Internship at LeapX.ai

2024-07-15

  • Modified housing-dashboard so that it can ingest data from MongoDB.
  • Scraped 10k+ data of Delhi and Gurgaon city using properties-scraper.
  • housing-dashboard is running on HuggingFace Spaces.

2024-07-16

  • Discussed properties-scraper to automate it with @Anurag.
  • Modified properties-scraper codebase for the same.
  • [WIP] Also wrote code to scrape Maharastra RERA Agents.

2024-07-17

  • Meeting with @Pratham for campaign-bot to transform it into an API.
  • Meeting with @Vishal & @Aditya for housing-dashboard problems.
  • Discussed workflow and API architecture of campaign-bot API and created flowchart diagram for the same.

Currently assigned Projects to @Anshul

Hi Aditya, I am Anshul, currently assigned with almost 4 projects and it's hard to manage and discuss all of them with
different team members. It will be very helpful if you prioritize these projects so that I can work with them
efficiently without taking too much stress.
 
**Projects Description**
 
1. `properties-scraper`: Wrap the project with Docker so that it can scrape multiple cities properties data using `cron`
   job. There are many modifications occur in this project for this like dynamically load `URL` and `city` name. I've
   already discussed about it with @Anurag.
 
2. `housing-dashboard`: Yesterday (2024-07-17) in a meeting with @Aditya and @Vishal; we discussed some problems
   regarding this project and decided to make some major changes in this project.
 
3. `campaign-bot`: Yesterday (2024-07-17) meeting with @Pratham; we discussed about creating an API system around this
   to seemlessly integrate this bot in frontend.
 
4. `campaign-dashboard`: Recently refactored this project (code given by @Aditya) and deployed on HuggingFace Spaces but
   project has very high latency due to bad code management. So, this project also need improvements to handle latency
   and needs better architecture.
 
Best Regards, Anshul Raj Verma Data Science Intern

2024-07-18

  • Meeting with @Pratham and @Aditya for campaign-bot API.
  • There is a little progress in campaign-bot code but getting unexpected result after passing user_prompt in query_pipeline.
  • Pipeline is not working as expected and there are more concerns like how to retrive data for visualization and pass it as API response.

2024-07-21

Building campaign-bot-api with @Aditya and @Pratham and almost completed it. Made with FastAPI with JWT auth (learned on-the-go).

Week 30 Journal

  1. Droping the idea of journaling of LeapX.ai work.
  2. Learning LangChain and RAG for internship projects.
  3. Discussed about User’s Search Intent classification with @Gagandeep & @Vishal.
  4. Completed my first month at LeapX.ai as Data Science Intern.

Week 31 Journal

  1. Team dinner at LeapX.ai.
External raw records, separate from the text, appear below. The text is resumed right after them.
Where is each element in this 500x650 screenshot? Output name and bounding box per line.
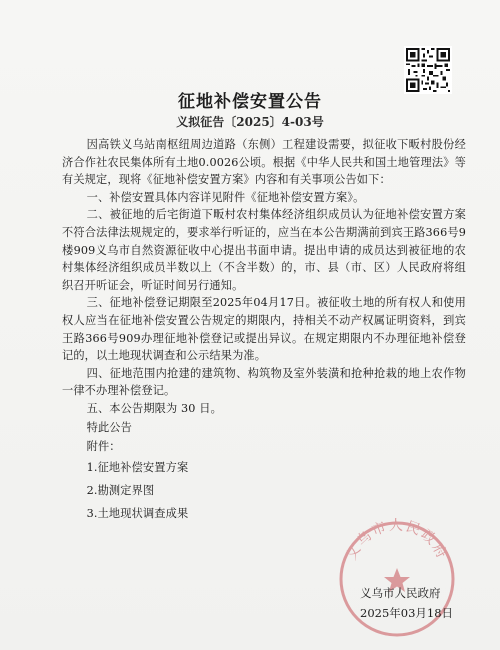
attachment-item-1: 1.征地补偿安置方案 — [86, 460, 189, 474]
item-3-paragraph: 三、征地补偿登记期限至2025年04月17日。被征收土地的所有权人和使用权人应当在征地补偿安置公告规定的期限内，持相关不动产权属证明资料，到宾王路366号909办理征地补偿登记或提出异议。在规定期限内不办理征地补偿登记的，以土地现状调查和公示结果为准。 — [62, 296, 466, 363]
item-1-paragraph: 一、补偿安置具体内容详见附件《征地补偿安置方案》。 — [86, 190, 365, 204]
issue-date: 2025年03月18日 — [360, 606, 454, 620]
attachment-item-2: 2.勘测定界图 — [86, 483, 155, 497]
svg-text:义乌市人民政府 — [344, 518, 451, 563]
notice-body — [62, 136, 466, 525]
seal-lettering: 义乌市人民政府 — [343, 518, 451, 563]
item-2-paragraph: 二、被征地的后宅街道下畈村农村集体经济组织成员认为征地补偿安置方案不符合法律法规规定的，要求举行听证的，应当在本公告期满前到宾王路366号9楼909义乌市自然资源征收中心提出书面申请。提出申请的成员达到被征地的农村集体经济组织成员半数以上（不含半数）的，市、县（市、区）人民政府将组织召开听证会，听证时间另行通知。 — [62, 208, 466, 292]
attachment-item-3: 3.土地现状调查成果 — [86, 506, 189, 520]
item-4-paragraph: 四、征地范围内抢建的建筑物、构筑物及室外装潢和抢种抢栽的地上农作物一律不办理补偿登记。 — [62, 366, 466, 398]
signature-block — [360, 583, 480, 623]
intro-paragraph: 因高铁义乌站南枢纽周边道路（东侧）工程建设需要，拟征收下畈村股份经济合作社农民集体所有土地0.0026公顷。根据《中华人民共和国土地管理法》等有关规定，现将《征地补偿安置方案》内容和有关事项公告如下： — [62, 138, 466, 187]
attachments-label: 附件： — [86, 440, 121, 454]
notice-title: 征地补偿安置公告 — [178, 92, 322, 112]
closing-line: 特此公告 — [86, 421, 132, 434]
issuer-name: 义乌市人民政府 — [360, 586, 441, 600]
item-5-paragraph: 五、本公告期限为 30 日。 — [86, 401, 222, 415]
document-number: 义拟征告〔2025〕4-03号 — [176, 115, 324, 129]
They order meal for me too :partying_face:
  2. Worked on same project Search Intent Classifier project whole week. Trained distilbert-base-uncased model 2 times.
  3. :medal: First time following and loving olympics matches and athlete :saluting_face:
    • :star_struck: Loving Lakshya Sen and Hockey Team performaces.
  4. Using and kind of loving the new alternative of Jupyter Notebook; Marimo.